The club was in a series of basements almost under the A40, with a forbiddingly roped-off entrance guarded by hefty black men in suits. We were waved in, and down past a bored-looking girl guarding racks of metal coathangers, to the club itself.

It was dark. Very dark. The only lights were red. The walls were black, with white graphics - 'You cool brigade', 'Keep it unreal'. There were white Formica-topped tables round the edge, and a dais with black leather sofas labelled 'Reserved'.

The only real light - red again --was around the DJ, a pallid young man, fag in mouth, loose shirt over trousers, ceaselessly adjusting his controls.

And there was the beat. It wasn't so much deafening as huge. It gets you right in the breast bone, as if it's inside your body as well as your head. More an experience, somehow, than music.

The dance floor was full, boys in narrow jeans and T-shirts, girls in dresses and 4in heels, or jeans and trainers, all weirdly splashed with violet-coloured strobe lighting swinging back and forth across them. I couldn't help wondering what a medieval painter, with religion on his mind, would have made of the scene.

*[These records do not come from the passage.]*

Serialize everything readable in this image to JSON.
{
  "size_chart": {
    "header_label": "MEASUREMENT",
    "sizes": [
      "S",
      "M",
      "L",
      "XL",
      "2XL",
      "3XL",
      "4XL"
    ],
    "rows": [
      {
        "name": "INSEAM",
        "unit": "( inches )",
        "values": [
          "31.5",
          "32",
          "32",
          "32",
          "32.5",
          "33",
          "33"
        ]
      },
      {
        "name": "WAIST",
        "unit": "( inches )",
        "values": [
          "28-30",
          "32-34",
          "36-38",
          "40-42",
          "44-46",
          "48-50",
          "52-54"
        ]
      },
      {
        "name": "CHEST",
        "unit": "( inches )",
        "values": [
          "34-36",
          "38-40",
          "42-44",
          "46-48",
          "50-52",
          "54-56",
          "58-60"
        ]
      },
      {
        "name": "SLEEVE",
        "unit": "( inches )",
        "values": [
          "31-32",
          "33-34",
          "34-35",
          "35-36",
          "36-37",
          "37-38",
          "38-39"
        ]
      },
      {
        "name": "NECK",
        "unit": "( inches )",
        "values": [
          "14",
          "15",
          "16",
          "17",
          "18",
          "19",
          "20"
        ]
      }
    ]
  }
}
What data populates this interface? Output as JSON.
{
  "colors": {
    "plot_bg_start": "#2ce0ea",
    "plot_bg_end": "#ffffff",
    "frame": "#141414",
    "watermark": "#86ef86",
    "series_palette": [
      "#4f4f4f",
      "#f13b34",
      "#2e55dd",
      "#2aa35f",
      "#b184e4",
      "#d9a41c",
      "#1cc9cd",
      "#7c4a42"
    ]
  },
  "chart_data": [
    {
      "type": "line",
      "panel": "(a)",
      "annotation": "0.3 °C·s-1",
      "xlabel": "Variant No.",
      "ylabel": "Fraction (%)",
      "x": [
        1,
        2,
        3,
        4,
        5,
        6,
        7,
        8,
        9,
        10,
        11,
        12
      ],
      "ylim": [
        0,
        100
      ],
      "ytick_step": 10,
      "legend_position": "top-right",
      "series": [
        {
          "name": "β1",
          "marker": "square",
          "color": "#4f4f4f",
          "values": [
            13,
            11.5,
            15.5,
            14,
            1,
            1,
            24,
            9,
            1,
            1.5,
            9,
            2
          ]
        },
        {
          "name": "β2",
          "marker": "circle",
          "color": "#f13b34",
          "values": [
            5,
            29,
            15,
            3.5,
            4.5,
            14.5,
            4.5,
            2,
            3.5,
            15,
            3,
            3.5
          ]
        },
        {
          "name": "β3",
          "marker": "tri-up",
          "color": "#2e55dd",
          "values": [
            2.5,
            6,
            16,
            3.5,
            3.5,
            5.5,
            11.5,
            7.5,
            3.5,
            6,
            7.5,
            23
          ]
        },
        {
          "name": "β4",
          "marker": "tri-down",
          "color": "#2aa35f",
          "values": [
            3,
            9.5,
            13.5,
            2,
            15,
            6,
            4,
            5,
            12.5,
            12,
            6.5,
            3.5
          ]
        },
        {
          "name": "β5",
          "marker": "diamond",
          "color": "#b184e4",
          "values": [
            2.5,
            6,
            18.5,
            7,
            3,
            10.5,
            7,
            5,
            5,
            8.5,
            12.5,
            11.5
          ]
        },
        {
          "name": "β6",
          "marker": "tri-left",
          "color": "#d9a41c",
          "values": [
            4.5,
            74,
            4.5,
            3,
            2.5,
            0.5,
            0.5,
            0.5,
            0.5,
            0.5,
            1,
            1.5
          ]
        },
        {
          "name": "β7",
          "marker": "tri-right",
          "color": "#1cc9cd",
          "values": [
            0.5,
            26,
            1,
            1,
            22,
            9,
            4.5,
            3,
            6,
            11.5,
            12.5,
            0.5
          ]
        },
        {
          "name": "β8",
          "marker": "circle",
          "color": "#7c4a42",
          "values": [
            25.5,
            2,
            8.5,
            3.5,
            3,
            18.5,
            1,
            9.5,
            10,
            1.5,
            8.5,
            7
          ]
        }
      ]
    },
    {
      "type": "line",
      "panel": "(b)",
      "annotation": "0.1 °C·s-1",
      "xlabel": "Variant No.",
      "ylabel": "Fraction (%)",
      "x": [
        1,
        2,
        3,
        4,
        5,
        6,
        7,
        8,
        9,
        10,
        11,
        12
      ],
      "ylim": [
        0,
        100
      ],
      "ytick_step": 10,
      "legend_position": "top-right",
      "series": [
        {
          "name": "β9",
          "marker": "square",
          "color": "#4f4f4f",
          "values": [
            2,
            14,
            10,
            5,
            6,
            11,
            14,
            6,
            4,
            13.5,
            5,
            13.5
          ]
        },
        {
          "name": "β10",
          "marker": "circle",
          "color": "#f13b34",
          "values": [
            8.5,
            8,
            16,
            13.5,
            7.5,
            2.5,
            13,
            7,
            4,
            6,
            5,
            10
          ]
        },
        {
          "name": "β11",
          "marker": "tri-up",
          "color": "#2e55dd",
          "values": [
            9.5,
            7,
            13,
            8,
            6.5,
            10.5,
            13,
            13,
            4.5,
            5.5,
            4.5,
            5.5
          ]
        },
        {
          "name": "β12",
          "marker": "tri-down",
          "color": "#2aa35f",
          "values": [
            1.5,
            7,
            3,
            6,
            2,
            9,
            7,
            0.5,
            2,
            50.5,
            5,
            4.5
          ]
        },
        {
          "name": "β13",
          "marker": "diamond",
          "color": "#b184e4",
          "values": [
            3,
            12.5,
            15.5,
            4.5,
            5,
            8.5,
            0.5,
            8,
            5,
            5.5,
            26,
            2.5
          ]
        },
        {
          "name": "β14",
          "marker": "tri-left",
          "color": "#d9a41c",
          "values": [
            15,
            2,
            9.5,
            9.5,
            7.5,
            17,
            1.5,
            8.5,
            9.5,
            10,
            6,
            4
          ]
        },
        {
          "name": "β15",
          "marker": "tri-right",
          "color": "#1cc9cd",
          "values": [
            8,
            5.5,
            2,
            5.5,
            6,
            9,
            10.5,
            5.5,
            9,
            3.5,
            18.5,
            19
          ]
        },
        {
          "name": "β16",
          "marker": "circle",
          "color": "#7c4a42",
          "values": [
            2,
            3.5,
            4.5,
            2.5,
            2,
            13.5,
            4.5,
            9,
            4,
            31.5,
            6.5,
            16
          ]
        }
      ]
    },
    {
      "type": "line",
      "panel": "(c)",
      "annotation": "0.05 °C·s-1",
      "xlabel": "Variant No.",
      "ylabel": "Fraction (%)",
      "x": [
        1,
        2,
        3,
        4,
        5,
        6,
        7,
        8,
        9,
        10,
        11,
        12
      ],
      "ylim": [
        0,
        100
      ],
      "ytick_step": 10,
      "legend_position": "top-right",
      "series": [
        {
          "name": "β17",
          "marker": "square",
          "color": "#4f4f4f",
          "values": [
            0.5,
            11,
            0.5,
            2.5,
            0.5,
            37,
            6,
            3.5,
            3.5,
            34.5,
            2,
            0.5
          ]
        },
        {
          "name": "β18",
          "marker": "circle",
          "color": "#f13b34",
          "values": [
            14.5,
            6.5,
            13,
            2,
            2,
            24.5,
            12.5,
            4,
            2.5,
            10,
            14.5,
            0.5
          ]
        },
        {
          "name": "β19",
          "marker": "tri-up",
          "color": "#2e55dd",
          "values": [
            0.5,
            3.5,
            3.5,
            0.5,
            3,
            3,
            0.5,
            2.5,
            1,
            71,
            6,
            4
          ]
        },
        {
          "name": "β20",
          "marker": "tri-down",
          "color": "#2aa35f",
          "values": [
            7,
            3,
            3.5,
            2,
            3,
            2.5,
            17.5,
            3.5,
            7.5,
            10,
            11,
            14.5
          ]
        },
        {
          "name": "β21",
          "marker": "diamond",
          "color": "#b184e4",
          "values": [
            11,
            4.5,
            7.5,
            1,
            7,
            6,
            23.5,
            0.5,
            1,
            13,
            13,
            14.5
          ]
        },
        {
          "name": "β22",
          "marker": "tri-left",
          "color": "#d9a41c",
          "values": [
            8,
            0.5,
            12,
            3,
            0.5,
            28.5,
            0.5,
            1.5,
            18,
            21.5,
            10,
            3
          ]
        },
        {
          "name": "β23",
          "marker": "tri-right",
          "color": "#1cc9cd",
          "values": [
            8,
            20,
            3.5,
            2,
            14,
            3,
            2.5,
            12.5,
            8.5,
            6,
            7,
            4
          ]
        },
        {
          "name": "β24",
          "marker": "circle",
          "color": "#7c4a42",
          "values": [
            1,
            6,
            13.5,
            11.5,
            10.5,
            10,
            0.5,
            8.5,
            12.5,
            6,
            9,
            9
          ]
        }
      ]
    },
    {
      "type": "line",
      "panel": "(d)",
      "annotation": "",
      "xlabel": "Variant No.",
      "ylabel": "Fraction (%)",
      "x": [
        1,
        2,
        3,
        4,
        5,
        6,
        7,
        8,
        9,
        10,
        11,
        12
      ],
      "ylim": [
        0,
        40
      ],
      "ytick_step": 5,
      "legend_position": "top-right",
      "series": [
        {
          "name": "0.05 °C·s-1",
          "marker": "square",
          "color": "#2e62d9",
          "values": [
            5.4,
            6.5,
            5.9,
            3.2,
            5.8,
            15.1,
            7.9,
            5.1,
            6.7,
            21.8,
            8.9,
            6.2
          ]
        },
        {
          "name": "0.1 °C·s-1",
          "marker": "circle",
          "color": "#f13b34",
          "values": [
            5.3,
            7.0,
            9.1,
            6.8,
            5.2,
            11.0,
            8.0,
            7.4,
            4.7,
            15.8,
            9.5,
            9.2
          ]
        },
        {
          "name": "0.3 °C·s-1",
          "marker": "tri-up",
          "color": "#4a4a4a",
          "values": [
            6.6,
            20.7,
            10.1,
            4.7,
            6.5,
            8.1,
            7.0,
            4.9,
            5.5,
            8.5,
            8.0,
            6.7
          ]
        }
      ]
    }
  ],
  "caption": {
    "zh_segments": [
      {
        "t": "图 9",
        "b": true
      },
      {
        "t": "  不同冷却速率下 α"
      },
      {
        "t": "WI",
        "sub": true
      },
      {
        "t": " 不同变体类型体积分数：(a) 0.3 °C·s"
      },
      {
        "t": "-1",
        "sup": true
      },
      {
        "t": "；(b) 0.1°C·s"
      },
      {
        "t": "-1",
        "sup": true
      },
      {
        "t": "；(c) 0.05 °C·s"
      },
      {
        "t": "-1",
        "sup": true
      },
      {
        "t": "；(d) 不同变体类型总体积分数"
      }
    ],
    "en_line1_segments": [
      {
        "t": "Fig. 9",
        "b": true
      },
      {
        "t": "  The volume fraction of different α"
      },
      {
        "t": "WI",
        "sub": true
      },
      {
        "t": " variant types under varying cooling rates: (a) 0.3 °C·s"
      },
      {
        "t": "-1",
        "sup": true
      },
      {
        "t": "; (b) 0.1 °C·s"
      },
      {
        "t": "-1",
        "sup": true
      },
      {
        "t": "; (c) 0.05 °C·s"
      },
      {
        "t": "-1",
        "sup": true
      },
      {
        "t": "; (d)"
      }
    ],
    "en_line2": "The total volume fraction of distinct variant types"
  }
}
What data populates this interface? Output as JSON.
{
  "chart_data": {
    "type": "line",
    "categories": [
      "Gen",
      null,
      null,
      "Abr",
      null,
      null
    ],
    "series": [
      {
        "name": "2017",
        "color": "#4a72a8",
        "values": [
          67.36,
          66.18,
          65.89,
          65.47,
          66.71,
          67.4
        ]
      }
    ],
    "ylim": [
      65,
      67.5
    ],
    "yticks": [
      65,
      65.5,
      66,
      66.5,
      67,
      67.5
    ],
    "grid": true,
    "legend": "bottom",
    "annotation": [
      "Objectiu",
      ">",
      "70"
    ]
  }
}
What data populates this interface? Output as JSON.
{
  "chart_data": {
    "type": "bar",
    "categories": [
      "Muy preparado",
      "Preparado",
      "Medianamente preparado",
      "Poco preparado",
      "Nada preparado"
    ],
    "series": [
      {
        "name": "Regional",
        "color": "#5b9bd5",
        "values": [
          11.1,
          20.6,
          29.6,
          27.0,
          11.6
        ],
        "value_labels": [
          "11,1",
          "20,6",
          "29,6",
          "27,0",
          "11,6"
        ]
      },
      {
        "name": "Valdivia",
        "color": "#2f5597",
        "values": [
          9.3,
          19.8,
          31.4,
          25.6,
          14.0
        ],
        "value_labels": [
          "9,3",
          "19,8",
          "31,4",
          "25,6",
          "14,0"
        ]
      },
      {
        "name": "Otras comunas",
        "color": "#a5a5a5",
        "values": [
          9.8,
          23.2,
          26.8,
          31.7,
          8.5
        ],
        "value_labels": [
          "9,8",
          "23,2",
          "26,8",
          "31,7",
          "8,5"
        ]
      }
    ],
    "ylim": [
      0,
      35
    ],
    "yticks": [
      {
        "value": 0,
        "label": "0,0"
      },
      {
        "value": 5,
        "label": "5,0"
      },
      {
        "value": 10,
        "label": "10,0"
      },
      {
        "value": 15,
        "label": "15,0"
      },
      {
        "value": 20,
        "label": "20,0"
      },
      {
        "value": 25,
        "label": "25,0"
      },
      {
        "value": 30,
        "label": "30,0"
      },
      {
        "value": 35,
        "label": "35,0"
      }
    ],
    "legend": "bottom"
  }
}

But the kids, like puppies scenting a novelty, were swarming round me in minutes. What was I doing? Why'd I got a notebook? Did I want to dance? Was I going to put them in my story? Would I send their mum a copy?


In the girls' lavatories, all flat surfaces such as cisterns were carefully hidden behind hardboard panels. A pretty Vietnamese girl was cleaning up.

'Don't you mind this?' I asked her, 'Don't you hate cleaning up after everyone?'

She looked up at me, her eyes shining. 'I love being in the club! I love it here!'

They do love it. They love the energy and the belonging, and the commitment to this primal language of beat and movement. They love the darkness and the danger because both are quite glamorous when you are invincibly young.

I left with mobile numbers and sweet messages, from Dan and Ben and Fran and Darren and Emma, and, more importantly, with some understanding of how compelling the rite of modern dance music is, to those of the right age for it.